On the way to Camp David the Americans and the Israelis also made decisions that pushed Abbas into an uncomfortable position. For example the Americans gave Mohammad Dahlan a very large welcome and lots of invitations to talks and dinners, which unsettled Abbas. The Israelis contributed to his isolation and irrelevancy in the talks by including no one in their negotiation team who had prior history of dealing with Abbas (either before or after Oslo). We include one interesting story in the book concerning a senior Israeli official in [then Prime Minister] Ehud Barak’s office who said, ‘Why don’t we bring Yossi Beilin to Camp David because of his negotiating experience and his connection to Abbas?’ As we know, Barak was not convinced. We can ask a millions ‘what ifs’ regarding the Camp David summit, but I think this is one of the more interesting what ifs – might a different approach by the US and the Americans have produced a more effective Abbas?
SN: What in your mind is Abbas’s greatest achievement to date, his greatest mistake to date and the legacy he will leave behind for Palestinians?
GR: His greatest achievement is the Oslo Process and bringing and solidifying the two-state solution into the Palestinian political discourse. For me the culmination of that process was this year’s Fatah Congress. I sat through his three plus hour speech to members of his own party where he defended his decisions to go to Oslo and talk with Israelis and gave a hearty defence of the two-state solution and the non-violence approach. I look back at the conflict and these were the things we begged Arafat to do – he was famous for saying one thing in Arabic for his own audience and another thing in English to the international community. Yet this is what Abbas is willing to stake his legacy on. He brought the notion of peace into the accepted Palestinian framework for statehood and, if nothing else, that is his greatest achievement.
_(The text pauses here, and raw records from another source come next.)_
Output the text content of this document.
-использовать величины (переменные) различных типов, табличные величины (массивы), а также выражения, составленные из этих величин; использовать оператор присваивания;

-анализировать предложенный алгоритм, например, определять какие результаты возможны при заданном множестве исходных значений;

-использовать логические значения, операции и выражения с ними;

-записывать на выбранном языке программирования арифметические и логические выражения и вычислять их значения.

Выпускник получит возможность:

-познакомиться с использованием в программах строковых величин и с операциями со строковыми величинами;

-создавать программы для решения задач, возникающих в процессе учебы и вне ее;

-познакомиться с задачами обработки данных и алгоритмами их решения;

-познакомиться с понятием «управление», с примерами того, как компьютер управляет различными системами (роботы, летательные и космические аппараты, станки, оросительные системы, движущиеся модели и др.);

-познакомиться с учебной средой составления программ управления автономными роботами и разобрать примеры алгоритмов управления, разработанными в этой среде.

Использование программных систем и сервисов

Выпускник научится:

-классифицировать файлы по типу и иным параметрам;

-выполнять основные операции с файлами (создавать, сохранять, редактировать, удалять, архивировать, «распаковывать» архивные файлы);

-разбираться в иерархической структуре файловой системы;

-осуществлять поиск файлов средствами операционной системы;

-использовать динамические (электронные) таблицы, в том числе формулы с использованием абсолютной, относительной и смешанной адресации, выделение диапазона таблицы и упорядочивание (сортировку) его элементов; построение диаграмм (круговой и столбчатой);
That does not mean his legacy hasn’t been diminished because, like Amir said, his greatest mistake was not accepting the Obama proposal. You can’t really ask for a better situation, from a Palestinian standpoint, than having your leader sitting in the White House with a US president, two years left on his term, willing to go to bat for you vis-à-vis the Israelis. And I think his legacy will be that of missed opportunity. Shimon Peres called him the greatest partner for peace because of his role in Oslo, but ultimately his deficiencies outweighed his strengths and he will likely leave a quagmire.
AT: I want to offer one defence of Abbas. When we talk about a missed opportunity it works both ways because Abbas is also a missed opportunity for Israel – especially when you look at the entire gallery of Palestinian and Arab leaders. There have been Arab leaders much more powerful than Abbas, and better able to withstand greater public pressures or attempts to question their legitimacy, who have shown much less courage than President Abbas when it comes to peace talks, normalisation with Israel and even open discussions with Israeli leaders. There is a tendency now to say that Israelis, the Americans and the international community doesn’t need Abbas, we can work with other Arab leaders for a regional peace. They are wrong. There are very powerful Arab leaders in the region who have secret relations with Israel but do not dare to do anything in the open. But there is still Abbas, much weaker, with internal constraints and who isn’t perfect, but has taken real risks for peace. The fact he will soon to leave the stage with his life project incomplete is a big loss for all sides.